Family law is notorious for allegations that aren't quite true.

Still, the story below has some credibility because of the meetings between officials.

Under Saudi law, as I understand it, custody of children is normally given to the father when a couple split up -- that was the Canadian practice a hundred years ago. If the children were born in, and have lived all their lives in, Saudi then, ghastly as it sounds, it makes sense to treat them under Saudi law.

The $300,000 appears to be grotesque but, again, perhaps there is another side to the story -- people who have to pay equalisation on divorce here in Canada often see that as unfair and extortion.

Still, Canadian officials don't seem to have been very media savvy in their comments; Canadians abroad are subject to foreign law but that doesn't mean the Canadian government can wash their hands of them. (And the reference to Saudi Arabia's Commission on Human Rights is amusing -- remember it is a crime to follow Christianity in Saudi).

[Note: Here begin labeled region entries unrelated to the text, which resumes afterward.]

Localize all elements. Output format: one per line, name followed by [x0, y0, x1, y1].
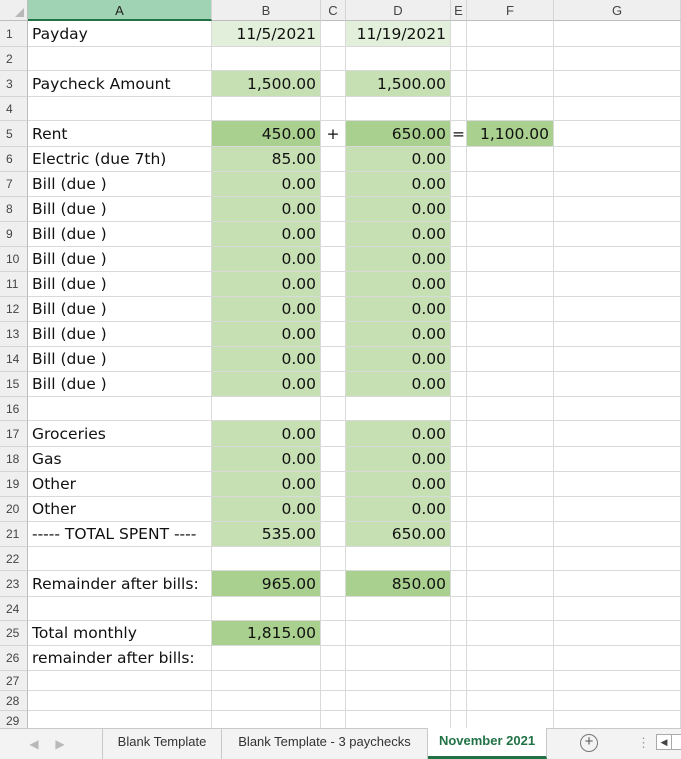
cell-f8[interactable] [467, 197, 554, 222]
cell-f1[interactable] [467, 21, 554, 47]
cell-d9[interactable]: 0.00 [346, 222, 451, 247]
cell-e19[interactable] [451, 472, 467, 497]
cell-b12[interactable]: 0.00 [212, 297, 321, 322]
cell-d25[interactable] [346, 621, 451, 646]
cell-f6[interactable] [467, 147, 554, 172]
cell-f5[interactable]: 1,100.00 [467, 121, 554, 147]
cell-g19[interactable] [554, 472, 681, 497]
tab-november-2021[interactable]: November 2021 [428, 728, 547, 759]
cell-f9[interactable] [467, 222, 554, 247]
cell-b1[interactable]: 11/5/2021 [212, 21, 321, 47]
cell-c7[interactable] [321, 172, 346, 197]
cell-g25[interactable] [554, 621, 681, 646]
cell-d14[interactable]: 0.00 [346, 347, 451, 372]
cell-c17[interactable] [321, 421, 346, 447]
cell-c25[interactable] [321, 621, 346, 646]
row-header-26[interactable]: 26 [0, 646, 28, 671]
cell-b29[interactable] [212, 711, 321, 728]
cell-e12[interactable] [451, 297, 467, 322]
cell-d15[interactable]: 0.00 [346, 372, 451, 397]
cell-c3[interactable] [321, 71, 346, 97]
cell-e29[interactable] [451, 711, 467, 728]
cell-f14[interactable] [467, 347, 554, 372]
cell-c16[interactable] [321, 397, 346, 421]
cell-f16[interactable] [467, 397, 554, 421]
cell-c28[interactable] [321, 691, 346, 711]
cell-a22[interactable] [28, 547, 212, 571]
cell-g20[interactable] [554, 497, 681, 522]
cell-e23[interactable] [451, 571, 467, 597]
row-header-28[interactable]: 28 [0, 691, 28, 711]
cell-d6[interactable]: 0.00 [346, 147, 451, 172]
cell-d1[interactable]: 11/19/2021 [346, 21, 451, 47]
row-header-8[interactable]: 8 [0, 197, 28, 222]
cell-f7[interactable] [467, 172, 554, 197]
cell-c8[interactable] [321, 197, 346, 222]
cell-g1[interactable] [554, 21, 681, 47]
cell-a5[interactable]: Rent [28, 121, 212, 147]
row-header-4[interactable]: 4 [0, 97, 28, 121]
row-header-29[interactable]: 29 [0, 711, 28, 728]
cell-f23[interactable] [467, 571, 554, 597]
cell-f24[interactable] [467, 597, 554, 621]
cell-d12[interactable]: 0.00 [346, 297, 451, 322]
cell-a28[interactable] [28, 691, 212, 711]
cell-e24[interactable] [451, 597, 467, 621]
row-header-20[interactable]: 20 [0, 497, 28, 522]
cell-g11[interactable] [554, 272, 681, 297]
cell-f2[interactable] [467, 47, 554, 71]
cell-g5[interactable] [554, 121, 681, 147]
cell-c1[interactable] [321, 21, 346, 47]
cell-d22[interactable] [346, 547, 451, 571]
row-header-21[interactable]: 21 [0, 522, 28, 547]
column-header-g[interactable]: G [554, 0, 681, 21]
cell-a21[interactable]: ----- TOTAL SPENT ---- [28, 522, 212, 547]
cell-b6[interactable]: 85.00 [212, 147, 321, 172]
cell-g26[interactable] [554, 646, 681, 671]
cell-b4[interactable] [212, 97, 321, 121]
tab-blank-template-3-paychecks[interactable]: Blank Template - 3 paychecks [222, 729, 428, 759]
cell-a20[interactable]: Other [28, 497, 212, 522]
cell-d7[interactable]: 0.00 [346, 172, 451, 197]
cell-g10[interactable] [554, 247, 681, 272]
cell-f10[interactable] [467, 247, 554, 272]
cell-b26[interactable] [212, 646, 321, 671]
cell-b27[interactable] [212, 671, 321, 691]
cell-f29[interactable] [467, 711, 554, 728]
row-header-24[interactable]: 24 [0, 597, 28, 621]
cell-e17[interactable] [451, 421, 467, 447]
cell-c6[interactable] [321, 147, 346, 172]
cell-c11[interactable] [321, 272, 346, 297]
cell-g17[interactable] [554, 421, 681, 447]
cell-g24[interactable] [554, 597, 681, 621]
cell-e8[interactable] [451, 197, 467, 222]
cell-a3[interactable]: Paycheck Amount [28, 71, 212, 97]
cell-e9[interactable] [451, 222, 467, 247]
row-header-18[interactable]: 18 [0, 447, 28, 472]
scroll-left-icon[interactable]: ◀ [656, 734, 672, 750]
cell-b15[interactable]: 0.00 [212, 372, 321, 397]
cell-b28[interactable] [212, 691, 321, 711]
cell-f27[interactable] [467, 671, 554, 691]
row-header-1[interactable]: 1 [0, 21, 28, 47]
cell-a7[interactable]: Bill (due ) [28, 172, 212, 197]
horizontal-scrollbar[interactable] [672, 734, 681, 750]
cell-b20[interactable]: 0.00 [212, 497, 321, 522]
row-header-3[interactable]: 3 [0, 71, 28, 97]
cell-b18[interactable]: 0.00 [212, 447, 321, 472]
cell-g27[interactable] [554, 671, 681, 691]
cell-d10[interactable]: 0.00 [346, 247, 451, 272]
row-header-19[interactable]: 19 [0, 472, 28, 497]
cell-a16[interactable] [28, 397, 212, 421]
cell-b11[interactable]: 0.00 [212, 272, 321, 297]
cell-f19[interactable] [467, 472, 554, 497]
cell-d17[interactable]: 0.00 [346, 421, 451, 447]
cell-a19[interactable]: Other [28, 472, 212, 497]
row-header-11[interactable]: 11 [0, 272, 28, 297]
column-header-e[interactable]: E [451, 0, 467, 21]
cell-g2[interactable] [554, 47, 681, 71]
cell-e11[interactable] [451, 272, 467, 297]
cell-b14[interactable]: 0.00 [212, 347, 321, 372]
cell-d5[interactable]: 650.00 [346, 121, 451, 147]
cell-e3[interactable] [451, 71, 467, 97]
cell-a1[interactable]: Payday [28, 21, 212, 47]
cell-g28[interactable] [554, 691, 681, 711]
cell-c29[interactable] [321, 711, 346, 728]
cell-d19[interactable]: 0.00 [346, 472, 451, 497]
cell-e22[interactable] [451, 547, 467, 571]
cell-e10[interactable] [451, 247, 467, 272]
cell-f15[interactable] [467, 372, 554, 397]
cell-a24[interactable] [28, 597, 212, 621]
cell-a14[interactable]: Bill (due ) [28, 347, 212, 372]
next-sheet-arrow-icon[interactable]: ▶ [55, 737, 65, 751]
cell-a12[interactable]: Bill (due ) [28, 297, 212, 322]
cell-c19[interactable] [321, 472, 346, 497]
cell-f13[interactable] [467, 322, 554, 347]
cell-f11[interactable] [467, 272, 554, 297]
cell-b10[interactable]: 0.00 [212, 247, 321, 272]
cell-c23[interactable] [321, 571, 346, 597]
cell-d20[interactable]: 0.00 [346, 497, 451, 522]
cell-c15[interactable] [321, 372, 346, 397]
cell-b8[interactable]: 0.00 [212, 197, 321, 222]
cell-a6[interactable]: Electric (due 7th) [28, 147, 212, 172]
cell-a15[interactable]: Bill (due ) [28, 372, 212, 397]
cell-a8[interactable]: Bill (due ) [28, 197, 212, 222]
cell-e15[interactable] [451, 372, 467, 397]
row-header-13[interactable]: 13 [0, 322, 28, 347]
cell-d3[interactable]: 1,500.00 [346, 71, 451, 97]
cell-c26[interactable] [321, 646, 346, 671]
prev-sheet-arrow-icon[interactable]: ◀ [29, 737, 39, 751]
cell-b2[interactable] [212, 47, 321, 71]
cell-b19[interactable]: 0.00 [212, 472, 321, 497]
cell-b9[interactable]: 0.00 [212, 222, 321, 247]
row-header-9[interactable]: 9 [0, 222, 28, 247]
cell-f25[interactable] [467, 621, 554, 646]
cell-f18[interactable] [467, 447, 554, 472]
cell-a4[interactable] [28, 97, 212, 121]
cell-a9[interactable]: Bill (due ) [28, 222, 212, 247]
cell-d26[interactable] [346, 646, 451, 671]
cell-e18[interactable] [451, 447, 467, 472]
cell-b5[interactable]: 450.00 [212, 121, 321, 147]
cell-b17[interactable]: 0.00 [212, 421, 321, 447]
cell-g3[interactable] [554, 71, 681, 97]
cell-a25[interactable]: Total monthly [28, 621, 212, 646]
cell-a23[interactable]: Remainder after bills: [28, 571, 212, 597]
cell-f20[interactable] [467, 497, 554, 522]
row-header-23[interactable]: 23 [0, 571, 28, 597]
cell-b7[interactable]: 0.00 [212, 172, 321, 197]
cell-f21[interactable] [467, 522, 554, 547]
cell-e1[interactable] [451, 21, 467, 47]
cell-e13[interactable] [451, 322, 467, 347]
column-header-b[interactable]: B [212, 0, 321, 21]
cell-d24[interactable] [346, 597, 451, 621]
cell-g18[interactable] [554, 447, 681, 472]
cell-a13[interactable]: Bill (due ) [28, 322, 212, 347]
cell-d2[interactable] [346, 47, 451, 71]
cell-a26[interactable]: remainder after bills: [28, 646, 212, 671]
cell-c10[interactable] [321, 247, 346, 272]
cell-b23[interactable]: 965.00 [212, 571, 321, 597]
cell-g13[interactable] [554, 322, 681, 347]
cell-c22[interactable] [321, 547, 346, 571]
row-header-25[interactable]: 25 [0, 621, 28, 646]
cell-e5[interactable]: = [451, 121, 467, 147]
row-header-17[interactable]: 17 [0, 421, 28, 447]
cell-b13[interactable]: 0.00 [212, 322, 321, 347]
cell-f26[interactable] [467, 646, 554, 671]
cell-g9[interactable] [554, 222, 681, 247]
cell-e21[interactable] [451, 522, 467, 547]
row-header-10[interactable]: 10 [0, 247, 28, 272]
cell-a18[interactable]: Gas [28, 447, 212, 472]
cell-e27[interactable] [451, 671, 467, 691]
column-header-a[interactable]: A [28, 0, 212, 21]
cell-f22[interactable] [467, 547, 554, 571]
cell-c4[interactable] [321, 97, 346, 121]
row-header-14[interactable]: 14 [0, 347, 28, 372]
cell-d28[interactable] [346, 691, 451, 711]
cell-e25[interactable] [451, 621, 467, 646]
cell-c18[interactable] [321, 447, 346, 472]
cell-e14[interactable] [451, 347, 467, 372]
cell-a2[interactable] [28, 47, 212, 71]
cell-a29[interactable] [28, 711, 212, 728]
tab-blank-template[interactable]: Blank Template [102, 729, 222, 759]
cell-c24[interactable] [321, 597, 346, 621]
cell-f12[interactable] [467, 297, 554, 322]
cell-a17[interactable]: Groceries [28, 421, 212, 447]
sheet-tab-bar [0, 728, 681, 759]
cell-d16[interactable] [346, 397, 451, 421]
cell-g21[interactable] [554, 522, 681, 547]
cell-c13[interactable] [321, 322, 346, 347]
row-header-6[interactable]: 6 [0, 147, 28, 172]
cell-e16[interactable] [451, 397, 467, 421]
cell-e4[interactable] [451, 97, 467, 121]
cell-b3[interactable]: 1,500.00 [212, 71, 321, 97]
cell-f3[interactable] [467, 71, 554, 97]
cell-f28[interactable] [467, 691, 554, 711]
cell-a10[interactable]: Bill (due ) [28, 247, 212, 272]
cell-f17[interactable] [467, 421, 554, 447]
cell-g4[interactable] [554, 97, 681, 121]
cell-d27[interactable] [346, 671, 451, 691]
cell-e7[interactable] [451, 172, 467, 197]
row-header-22[interactable]: 22 [0, 547, 28, 571]
select-all-corner[interactable] [0, 0, 28, 21]
cell-d8[interactable]: 0.00 [346, 197, 451, 222]
cell-b24[interactable] [212, 597, 321, 621]
cell-a27[interactable] [28, 671, 212, 691]
row-header-16[interactable]: 16 [0, 397, 28, 421]
cell-d4[interactable] [346, 97, 451, 121]
row-header-27[interactable]: 27 [0, 671, 28, 691]
column-header-c[interactable]: C [321, 0, 346, 21]
cell-e20[interactable] [451, 497, 467, 522]
cell-c21[interactable] [321, 522, 346, 547]
cell-c12[interactable] [321, 297, 346, 322]
cell-g22[interactable] [554, 547, 681, 571]
cell-b21[interactable]: 535.00 [212, 522, 321, 547]
cell-g15[interactable] [554, 372, 681, 397]
row-header-2[interactable]: 2 [0, 47, 28, 71]
cell-g8[interactable] [554, 197, 681, 222]
cell-c2[interactable] [321, 47, 346, 71]
column-header-d[interactable]: D [346, 0, 451, 21]
cell-d21[interactable]: 650.00 [346, 522, 451, 547]
cell-c9[interactable] [321, 222, 346, 247]
cell-d18[interactable]: 0.00 [346, 447, 451, 472]
cell-e6[interactable] [451, 147, 467, 172]
cell-a11[interactable]: Bill (due ) [28, 272, 212, 297]
cell-g12[interactable] [554, 297, 681, 322]
cell-g23[interactable] [554, 571, 681, 597]
more-options-icon[interactable]: ⋮ [637, 735, 650, 750]
cell-d29[interactable] [346, 711, 451, 728]
column-header-f[interactable]: F [467, 0, 554, 21]
cell-g7[interactable] [554, 172, 681, 197]
cell-c27[interactable] [321, 671, 346, 691]
cell-c14[interactable] [321, 347, 346, 372]
add-sheet-icon[interactable]: + [580, 734, 598, 752]
row-header-12[interactable]: 12 [0, 297, 28, 322]
row-header-7[interactable]: 7 [0, 172, 28, 197]
cell-g6[interactable] [554, 147, 681, 172]
cell-g16[interactable] [554, 397, 681, 421]
cell-e28[interactable] [451, 691, 467, 711]
cell-f4[interactable] [467, 97, 554, 121]
cell-g29[interactable] [554, 711, 681, 728]
row-header-15[interactable]: 15 [0, 372, 28, 397]
cell-c5[interactable]: + [321, 121, 346, 147]
cell-d13[interactable]: 0.00 [346, 322, 451, 347]
cell-d23[interactable]: 850.00 [346, 571, 451, 597]
cell-e26[interactable] [451, 646, 467, 671]
cell-b16[interactable] [212, 397, 321, 421]
cell-g14[interactable] [554, 347, 681, 372]
cell-b22[interactable] [212, 547, 321, 571]
cell-c20[interactable] [321, 497, 346, 522]
cell-b25[interactable]: 1,815.00 [212, 621, 321, 646]
cell-d11[interactable]: 0.00 [346, 272, 451, 297]
row-header-5[interactable]: 5 [0, 121, 28, 147]
cell-e2[interactable] [451, 47, 467, 71]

Saudi husband demands $300K for wife's freedom

Marian Scott, Canwest News Service
Thursday, Oct. 29, 2009

The common-law husband of a Quebec woman is demanding $300,000 for the release of his three children and wife, who swore in an affidavit that she has been held against her will in Saudi Arabia since 2005.

Samir Said Ramthi Al Bishi met with Canadian officials in Saudi Arabia on Sept. 22, at which time he demanded the cash in exchange for the release of his wife, Nathalie Morin, 25, a Longueuil woman and mother to the couple's three children, ages 7, 3, and 11 months.

Canadian officials responded by saying Mr. Al Bishi's demand is legal under Saudi law, so "we cannot take sides and will continue to consider the situation of Mrs. Morin and her three children as a private, family matter," consular official Nathalie Tenorio-Roy told Ms. Morin's mother, Johanne Durocher, in an email on Oct. 22.

...
Meanwhile, information obtained by Bloc Quebecois MP Francine Lalonde under freedom of information reveals that Canadian consular officials suggested Ms. Morin's children might be better off staying in Saudi Arabia without her.

"Maybe we will get the children to Canada -- to be with their high-school-educated, 22-year-old mother," an embassy official wrote in a memo on Oct. 19, 2006.

In another memo, sent the previous day, the official wrote: "We have higher priorities and I have spoken with Nathalie -- not her priority either."

...
Ms. Morin met Mr. Al Bishi in 2001 in Montreal, where he was living illegally. He was deported in 2002, soon after she had a child by him. She moved to Saudi Arabia in 2005 after two visits there.
...
Natalie Sarafian, press attache to Foreign Affairs Minister Lawrence Cannon, noted that when Canadians leave Canadian territory, they are subject to foreign laws.

"Minister Cannon's greatest wish is that this matter is settled and we are doing everything we can to enable this," she said.

Ms. Sarafian added that Mr. Cannon met with Saudi Arabia's Commission on Human Rights and raised the Morin case with his Saudi counterpart on Saturday during a visit to the Middle East.

James Morton
1100-5255 Yonge Street
Toronto, Ontario
M2N 6P4

416 225 2777

2 comments:

Anonymous said...

. . .

I don't suppose there's anyway we can trade Lawrence Cannon for Bill Clinton?

Anonymous said...

How about trading Lawrence Cannon for KENNETH D TAYLOR or the guy who at one time "exfiltrated" the Americans out of Iran????????????????????